I began writing seriously with screenplays, and learned about using index cards to outline a story from my writing partner. Screenwriters have been using them for years, but I use them whenever I am writing a story that is too long or complex for the outline to easily fit on a page. They’re also particularly useful in that stage of writing (or rather planning to write) when you have lots of ideas, but you’re not quite sure how they all fit together.
While I like the tactile quality of the physical cards, as well as being able to lay them out on a big table or pin them on a cork board for reference, there are other options too. Well known writing software like Scrivener and Final Draft both allow you to create “virtual” index cards, and there is even an app that does nothing but let you write and organize with virtual index cards – “Index Card – Corkboard Writing.”
But how do you actually do it?
There are likely as many ways to use index cards as there are writers who use them, but rather than give you a “system” that may or may not fit for you, I’m going to describe how and why they are so useful.
A good story flows well from plot point to plot point, without “dragging” or “sagging” in between. While a novelist typically has a bit more license, in a screenplay that is limited by the acceptable run-time of a film, plot points happen with near Prussian precision. Taking this same approach when outlining a novel never hurts, in my opinion, even if when writing it you allow yourself to go down some interesting rabbit holes. Index cards are a useful method to help you create a well-balanced story, whose structure maintains tension and interest throughout.
In the Three Act Structure, the Second Act is as long as the First and Third Acts combined. I actually prefer to think of it all as four Acts (included 2a and 2b) all of equal length, but you get the picture. To achieve this structure, I decide on a total number of chapters (typically 20 or 24, though yours will vary based on the total word count goal and the size of your typical chapters) and divide these between the Acts. If you are wondering how to write or structure a chapter, check out this article.
In a 20 chapter story, I then have 5 cards/chapters in the First Act, the same in the Third, and 10 in the Second. At an average of 4000 words per chapter, this gives you a typical 80,000 word novel. I begin by jotting down the key plot points on the bottom of the index cards in the right positions in the layout. You can see what this looks like in the diagram below.
(This same method works when writing a short story, but in this case each card represents a scene rather than a chapter, or when writing a film, where each represents a sequence.)
This gives me a framework to start thinking about my story. I can then start to brain storm major events and jot them down on an index card. If I think of minor ones, I can start to add them as well, but at this point I write with a thick marker to remind myself not to get sucked into the details – I’m still thinking high level. As I get ideas, I may not yet know where they fit in the story, and that’s OK. The index cards let me rearrange the story quickly and easily, to try different things. Sometimes what I think will be the climax ends up where I start the story, and that’s OK.

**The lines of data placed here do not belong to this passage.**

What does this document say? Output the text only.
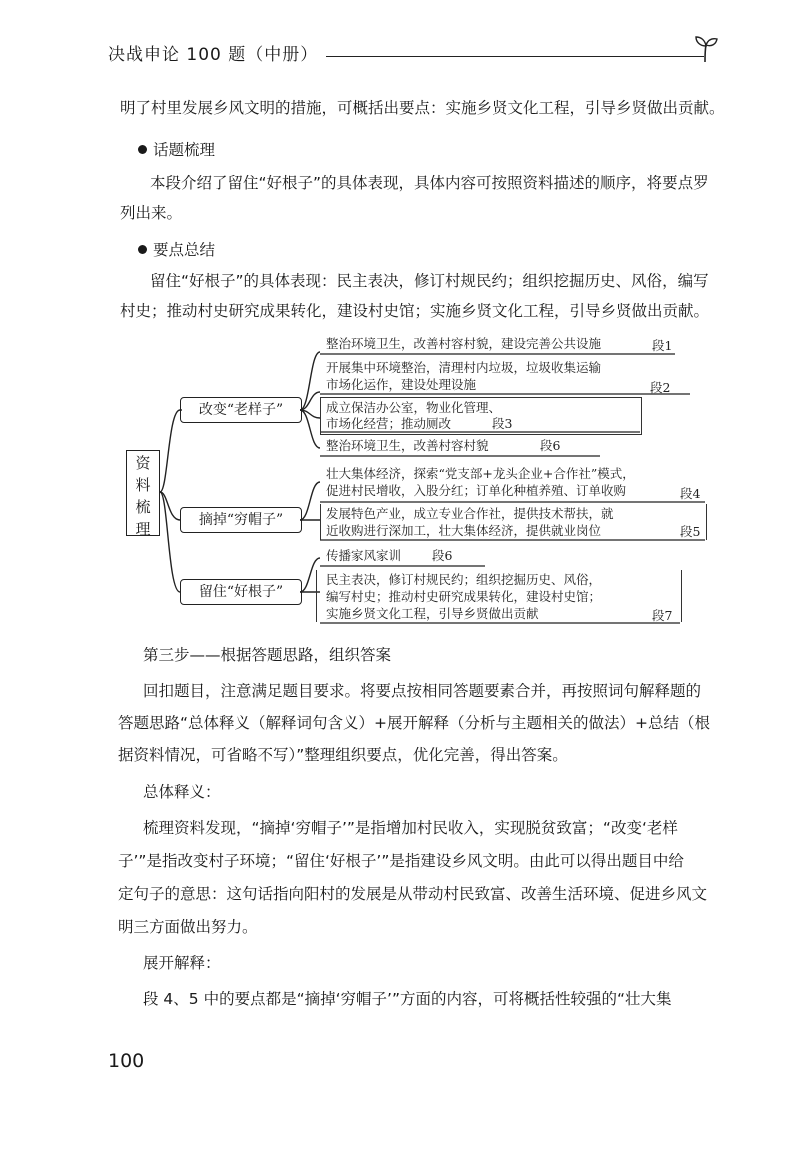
决战申论 100 题（中册）
明了村里发展乡风文明的措施，可概括出要点：实施乡贤文化工程，引导乡贤做出贡献。
话题梳理
本段介绍了留住“好根子”的具体表现，具体内容可按照资料描述的顺序，将要点罗
列出来。
要点总结
留住“好根子”的具体表现：民主表决，修订村规民约；组织挖掘历史、风俗，编写
村史；推动村史研究成果转化，建设村史馆；实施乡贤文化工程，引导乡贤做出贡献。
资
料
梳
理
改变“老样子”
整治环境卫生，改善村容村貌，建设完善公共设施	段1
开展集中环境整治，清理村内垃圾，垃圾收集运输
市场化运作，建设处理设施	段2
成立保洁办公室，物业化管理、
市场化经营；推动厕改	段3
整治环境卫生，改善村容村貌	段6
摘掉“穷帽子”
壮大集体经济，探索“党支部+龙头企业+合作社”模式，
促进村民增收，入股分红；订单化种植养殖、订单收购	段4
发展特色产业，成立专业合作社，提供技术帮扶，就
近收购进行深加工，壮大集体经济，提供就业岗位	段5
留住“好根子”
传播家风家训 段6
民主表决，修订村规民约；组织挖掘历史、风俗，
编写村史；推动村史研究成果转化，建设村史馆；
实施乡贤文化工程，引导乡贤做出贡献	段7
第三步——根据答题思路，组织答案
回扣题目，注意满足题目要求。将要点按相同答题要素合并，再按照词句解释题的
答题思路“总体释义（解释词句含义）+展开解释（分析与主题相关的做法）+总结（根
据资料情况，可省略不写）”整理组织要点，优化完善，得出答案。
总体释义：
梳理资料发现，“摘掉‘穷帽子’”是指增加村民收入，实现脱贫致富；“改变‘老样
子’”是指改变村子环境；“留住‘好根子’”是指建设乡风文明。由此可以得出题目中给
定句子的意思：这句话指向阳村的发展是从带动村民致富、改善生活环境、促进乡风文
明三方面做出努力。
展开解释：
段 4、5 中的要点都是“摘掉‘穷帽子’”方面的内容，可将概括性较强的“壮大集
100
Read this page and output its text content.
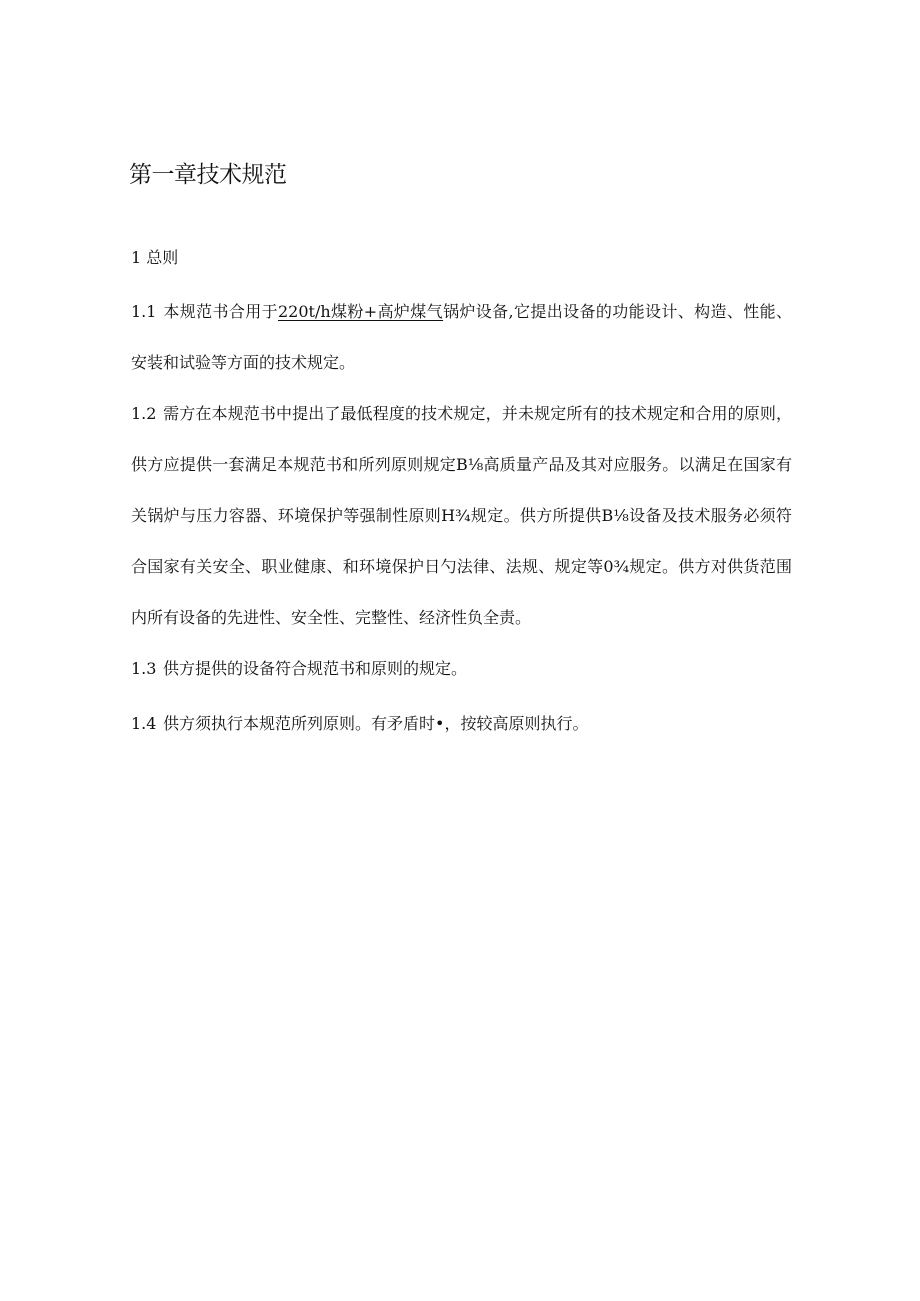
第一章技术规范
1 总则

1.1 本规范书合用于220t/h煤粉+高炉煤气锅炉设备,它提出设备的功能设计、构造、性能、安装和试验等方面的技术规定。

1.2 需方在本规范书中提出了最低程度的技术规定，并未规定所有的技术规定和合用的原则，供方应提供一套满足本规范书和所列原则规定B⅛高质量产品及其对应服务。以满足在国家有关锅炉与压力容器、环境保护等强制性原则H¾规定。供方所提供B⅛设备及技术服务必须符合国家有关安全、职业健康、和环境保护日勺法律、法规、规定等0¾规定。供方对供货范围内所有设备的先进性、安全性、完整性、经济性负全责。

1.3 供方提供的设备符合规范书和原则的规定。

1.4 供方须执行本规范所列原则。有矛盾时•，按较高原则执行。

Using this method, I have a 30,000 foot view of my story and can see how much material I have for each part. I can adjust the material as needed to give the story the right flow, and experiment with using different occurrences as my major or minor turning points. At this stage, everything is fluid and open to change.
As I start to solidify my story outline with the index cards, I start writing more details for each of the chapters on them (sometimes flowing over to the back as well). If I have a sub-plot that I want to weave through the whole story, this is a good time to do that because I can jot down a sentence or two in each chapter where I want it to appear. This lets me sometimes weave a handful of ideas through the whole story without detracting from the overall structure or flow.
When I am certain that I have the structure right, I go through and number the cards (and therefore the chapters) and collect them together into a pile that sits on my desk as I write. Each card guides me through writing a chapter, and if I want to look backwards or ahead, I can see where various things fit into the overall structure. I try to be disciplined about updating the cards with additional details that come to me as I write, so that when I am done the cards are an even better representation of the novel as a whole, to help me with editing (which invariably has a stage where I revisit structure to make sure that it works as well as I thought it would when I planned it).
There is a lot of material on the web that gives a detailed “system” for using index cards or other methods to outline a story, but I think that you have to try different things to see what works for you. I’m always a little suspect of those “killer” story worksheets or methods for writing that seem to prey on writers who aren’t sure where to start. There has been little new discovered about story telling since Aristotle, and everything you need to know can be found in your local library – through reading. Only practice will tell you what really works for you.